Mostrei a bermuda para ele, que, logicamente, perguntou: “Como vou trocar de bermuda aqui?”. Sugeri que fôssemos juntos ao metrô, que fica na praça da igreja. Mas, então, um outro homem, morador do condomínio em frente, que estava saindo para levar seu cãozinho para passear, viu o que acontecia e nos disse: “Vamos tentar usar o banheiro daquele bar na esquina”. Ele atravessou a rua e entrou no bar. Eu fiquei esperando com o senhor, que reclamava:  

– Por que tá demorando tanto? É sim ou não! Não tem que esperar tanto! Eles não vão deixar…                                                                                                                        

Eu tentei tranquilizá-lo (se é que isso seria possível…) e pedi para ele aguardar e se acalmar.                                                                                                                   

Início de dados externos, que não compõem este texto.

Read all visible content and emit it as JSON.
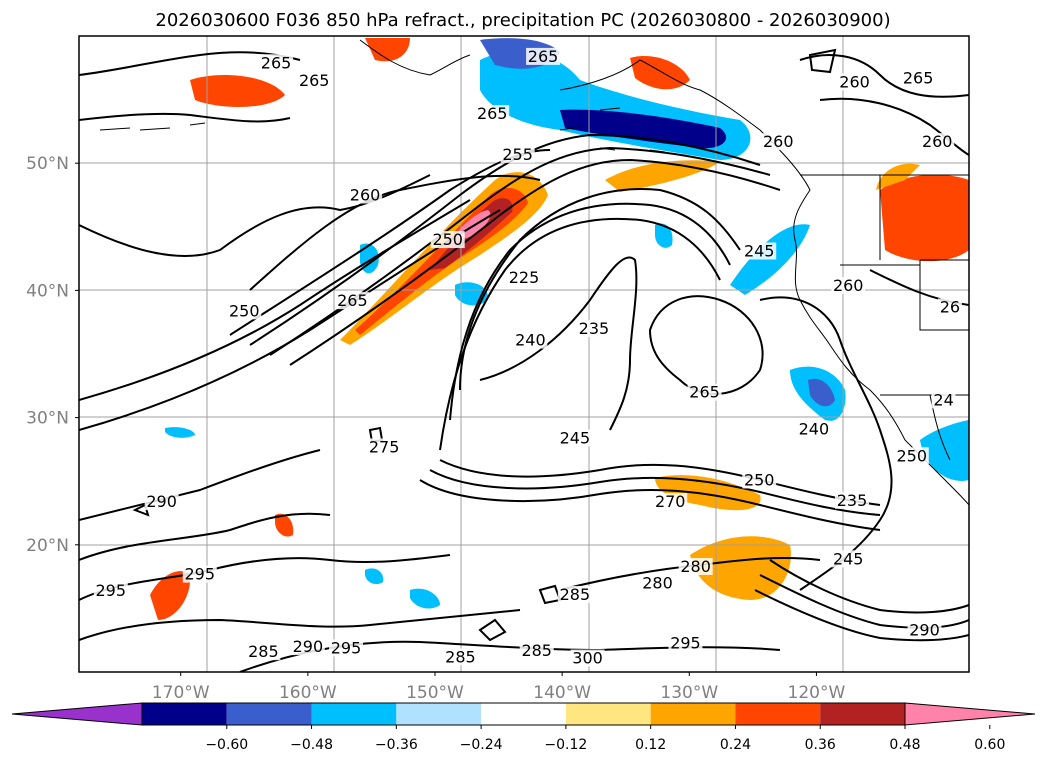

Milagrosamente, eu acho, o homem nos chamou. Entramos. A moça do bar nos recebeu e indicou o banheiro. Meu amigo logo perguntou: “Como é que eu vou tirar essa bermuda?” Eu, então, desapertei o cinto dele. A bermuda já estava caindo. Ele pediu para eu recolher o dinheiro que havia nos vários bolsos – já sujos, é claro. Um homem que, penso, era o dono ou o gerente do bar, falou alto pra gente: “Vai ficar um peladão aí com o salão todo cheio?”                                                                                        

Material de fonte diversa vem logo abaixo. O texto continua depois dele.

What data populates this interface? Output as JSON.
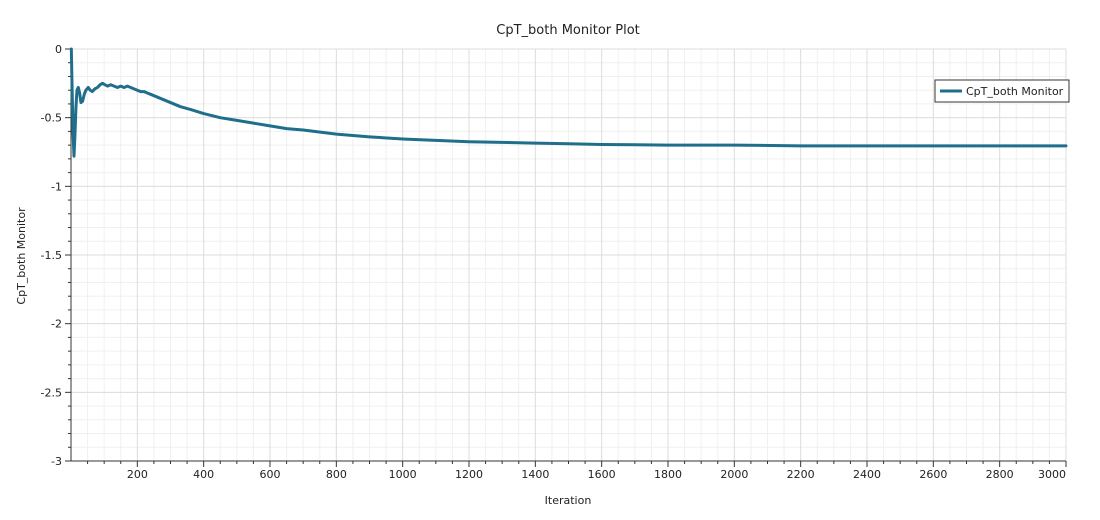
{
  "chart_data": {
    "type": "line",
    "title": "CpT_both Monitor Plot",
    "xlabel": "Iteration",
    "ylabel": "CpT_both Monitor",
    "xlim": [
      0,
      3000
    ],
    "ylim": [
      -3,
      0
    ],
    "x_ticks": [
      200,
      400,
      600,
      800,
      1000,
      1200,
      1400,
      1600,
      1800,
      2000,
      2200,
      2400,
      2600,
      2800,
      3000
    ],
    "y_ticks": [
      0,
      -0.5,
      -1,
      -1.5,
      -2,
      -2.5,
      -3
    ],
    "y_tick_labels": [
      "0",
      "-0.5",
      "-1",
      "-1.5",
      "-2",
      "-2.5",
      "-3"
    ],
    "grid": true,
    "legend_position": "top-right",
    "series": [
      {
        "name": "CpT_both Monitor",
        "color": "#1f6e8c",
        "points": [
          [
            1,
            0
          ],
          [
            3,
            -0.25
          ],
          [
            6,
            -0.6
          ],
          [
            9,
            -0.78
          ],
          [
            12,
            -0.62
          ],
          [
            15,
            -0.42
          ],
          [
            18,
            -0.3
          ],
          [
            22,
            -0.28
          ],
          [
            26,
            -0.32
          ],
          [
            30,
            -0.39
          ],
          [
            35,
            -0.38
          ],
          [
            40,
            -0.33
          ],
          [
            45,
            -0.3
          ],
          [
            52,
            -0.28
          ],
          [
            58,
            -0.3
          ],
          [
            64,
            -0.31
          ],
          [
            72,
            -0.29
          ],
          [
            80,
            -0.28
          ],
          [
            88,
            -0.26
          ],
          [
            95,
            -0.25
          ],
          [
            102,
            -0.26
          ],
          [
            110,
            -0.27
          ],
          [
            120,
            -0.26
          ],
          [
            130,
            -0.27
          ],
          [
            140,
            -0.28
          ],
          [
            150,
            -0.27
          ],
          [
            160,
            -0.28
          ],
          [
            170,
            -0.27
          ],
          [
            180,
            -0.28
          ],
          [
            190,
            -0.29
          ],
          [
            200,
            -0.3
          ],
          [
            210,
            -0.31
          ],
          [
            220,
            -0.31
          ],
          [
            230,
            -0.32
          ],
          [
            240,
            -0.33
          ],
          [
            260,
            -0.35
          ],
          [
            280,
            -0.37
          ],
          [
            300,
            -0.39
          ],
          [
            330,
            -0.42
          ],
          [
            360,
            -0.44
          ],
          [
            400,
            -0.47
          ],
          [
            450,
            -0.5
          ],
          [
            500,
            -0.52
          ],
          [
            550,
            -0.54
          ],
          [
            600,
            -0.56
          ],
          [
            650,
            -0.58
          ],
          [
            700,
            -0.59
          ],
          [
            800,
            -0.62
          ],
          [
            900,
            -0.64
          ],
          [
            1000,
            -0.655
          ],
          [
            1100,
            -0.665
          ],
          [
            1200,
            -0.675
          ],
          [
            1300,
            -0.68
          ],
          [
            1400,
            -0.685
          ],
          [
            1500,
            -0.69
          ],
          [
            1600,
            -0.695
          ],
          [
            1800,
            -0.7
          ],
          [
            2000,
            -0.7
          ],
          [
            2200,
            -0.705
          ],
          [
            2400,
            -0.705
          ],
          [
            2600,
            -0.705
          ],
          [
            2800,
            -0.705
          ],
          [
            3000,
            -0.705
          ]
        ]
      }
    ]
  }
}
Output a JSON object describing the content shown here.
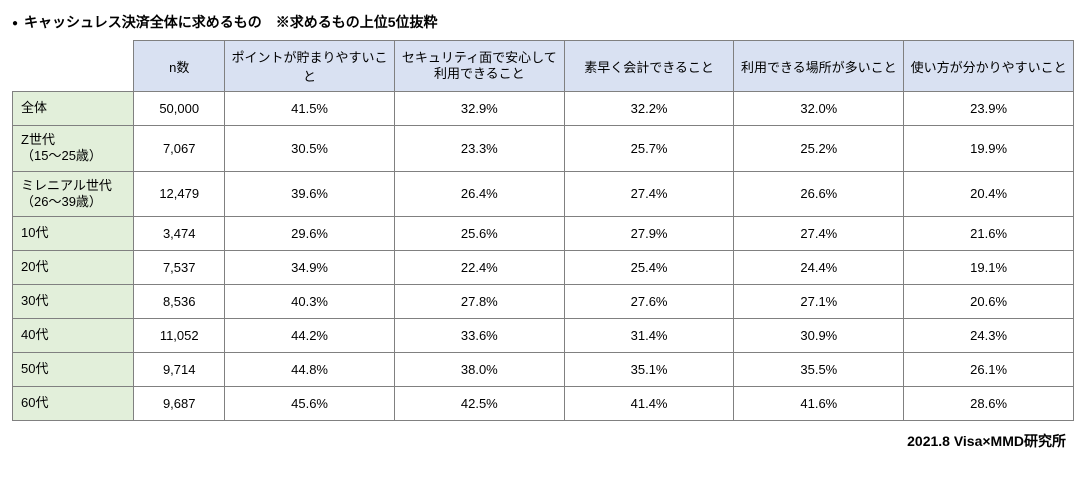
{
  "title": "キャッシュレス決済全体に求めるもの　※求めるもの上位5位抜粋",
  "columns": {
    "n": "n数",
    "c1": "ポイントが貯まりやすいこと",
    "c2": "セキュリティ面で安心して\n利用できること",
    "c3": "素早く会計できること",
    "c4": "利用できる場所が多いこと",
    "c5": "使い方が分かりやすいこと"
  },
  "rows": [
    {
      "label": "全体",
      "n": "50,000",
      "v": [
        "41.5%",
        "32.9%",
        "32.2%",
        "32.0%",
        "23.9%"
      ]
    },
    {
      "label": "Z世代\n（15～25歳）",
      "n": "7,067",
      "v": [
        "30.5%",
        "23.3%",
        "25.7%",
        "25.2%",
        "19.9%"
      ]
    },
    {
      "label": "ミレニアル世代\n（26～39歳）",
      "n": "12,479",
      "v": [
        "39.6%",
        "26.4%",
        "27.4%",
        "26.6%",
        "20.4%"
      ]
    },
    {
      "label": "10代",
      "n": "3,474",
      "v": [
        "29.6%",
        "25.6%",
        "27.9%",
        "27.4%",
        "21.6%"
      ]
    },
    {
      "label": "20代",
      "n": "7,537",
      "v": [
        "34.9%",
        "22.4%",
        "25.4%",
        "24.4%",
        "19.1%"
      ]
    },
    {
      "label": "30代",
      "n": "8,536",
      "v": [
        "40.3%",
        "27.8%",
        "27.6%",
        "27.1%",
        "20.6%"
      ]
    },
    {
      "label": "40代",
      "n": "11,052",
      "v": [
        "44.2%",
        "33.6%",
        "31.4%",
        "30.9%",
        "24.3%"
      ]
    },
    {
      "label": "50代",
      "n": "9,714",
      "v": [
        "44.8%",
        "38.0%",
        "35.1%",
        "35.5%",
        "26.1%"
      ]
    },
    {
      "label": "60代",
      "n": "9,687",
      "v": [
        "45.6%",
        "42.5%",
        "41.4%",
        "41.6%",
        "28.6%"
      ]
    }
  ],
  "footer": "2021.8 Visa×MMD研究所"
}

O banheiro, na verdade, era um reservado de dois metros quadrados que só tinha um vaso – nem pia tinha. O meu amigo entrou ali e ficou parado, em pé. Não conseguia fazer nada. Não tinha capacidade motora nem espaço para qualquer coisa. Dessa vez, eu lembrei do velho e sábio Pe. Germano: “Tem que amar até depois da vírgula…” – ou, no caso, até à merda… Me espremi, entrei no reservado e comecei a tirar a bermuda dele. As sandálias não ajudavam muito, mas ele conseguia pelo menos levantar os pés. Em seguida, com os lenços umedecidos, tentei limpar as pernas dele. Depois, consegui colocar a nova bermuda nele. E, por fim, o cinto, que tinha ficado da bermuda antiga, necessário para apertar a bermuda em um corpo tão magro.                  

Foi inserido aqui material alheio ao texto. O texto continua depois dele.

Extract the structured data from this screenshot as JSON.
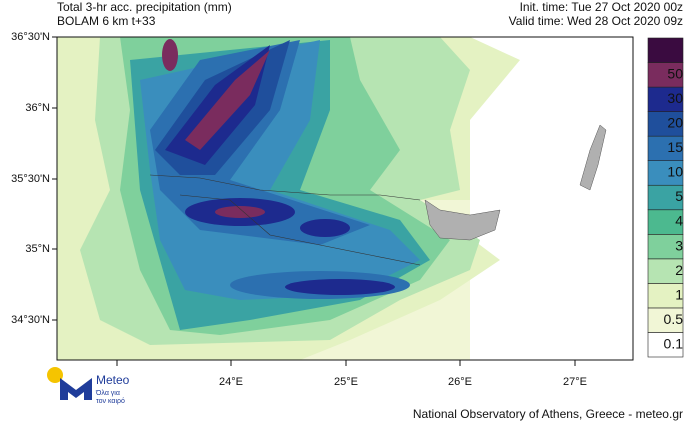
{
  "header": {
    "title": "Total 3-hr acc. precipitation (mm)",
    "model": "BOLAM 6 km t+33",
    "init_time": "Init. time: Tue 27 Oct 2020 00z",
    "valid_time": "Valid time: Wed 28 Oct 2020 09z"
  },
  "map": {
    "lat_labels": [
      "36°30'N",
      "36°N",
      "35°30'N",
      "35°N",
      "34°30'N"
    ],
    "lon_labels": [
      "24°E",
      "25°E",
      "26°E",
      "27°E"
    ]
  },
  "colorbar": {
    "levels": [
      0.1,
      0.5,
      1,
      2,
      3,
      4,
      5,
      10,
      15,
      20,
      30,
      50
    ],
    "colors": [
      "#ffffff",
      "#f1f6d6",
      "#e4f2c2",
      "#b6e4b2",
      "#7fd09c",
      "#4cb98f",
      "#3aa3a3",
      "#3a8ebd",
      "#2c70b0",
      "#1f4f9c",
      "#1d2a8e",
      "#7a2c5e",
      "#3a0b40"
    ]
  },
  "logo": {
    "name": "Meteo",
    "tagline_1": "Όλα για",
    "tagline_2": "τον καιρό"
  },
  "footer": "National Observatory of Athens, Greece - meteo.gr"
}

Saímos do reservado. Eu estava com as mãos sujas, mas não via onde lavá-las. Assim mesmo, entreguei ao meu amigo a sacola com o sabonete, os lenços que sobraram e a comida que eu havia comprado na festa junina. Ele saiu do bar meio aturdido, perguntou “para que lado é o metrô?” e me disse:                                           

– Muito obrigado por cuidar de mim. Deus abençoe o senhor e a sua família.                

Voltei direto para casa. Eu sentia que, nessa uma hora de “aventura”, tinha “rezado” a melhor missa que poderia querer naquele domingo. Talvez não por coincidência, o Evangelho do dia era o do bom samaritano. Essa foi uma das poucas vezes em que me senti realmente vivendo o Evangelho ao pé da letra.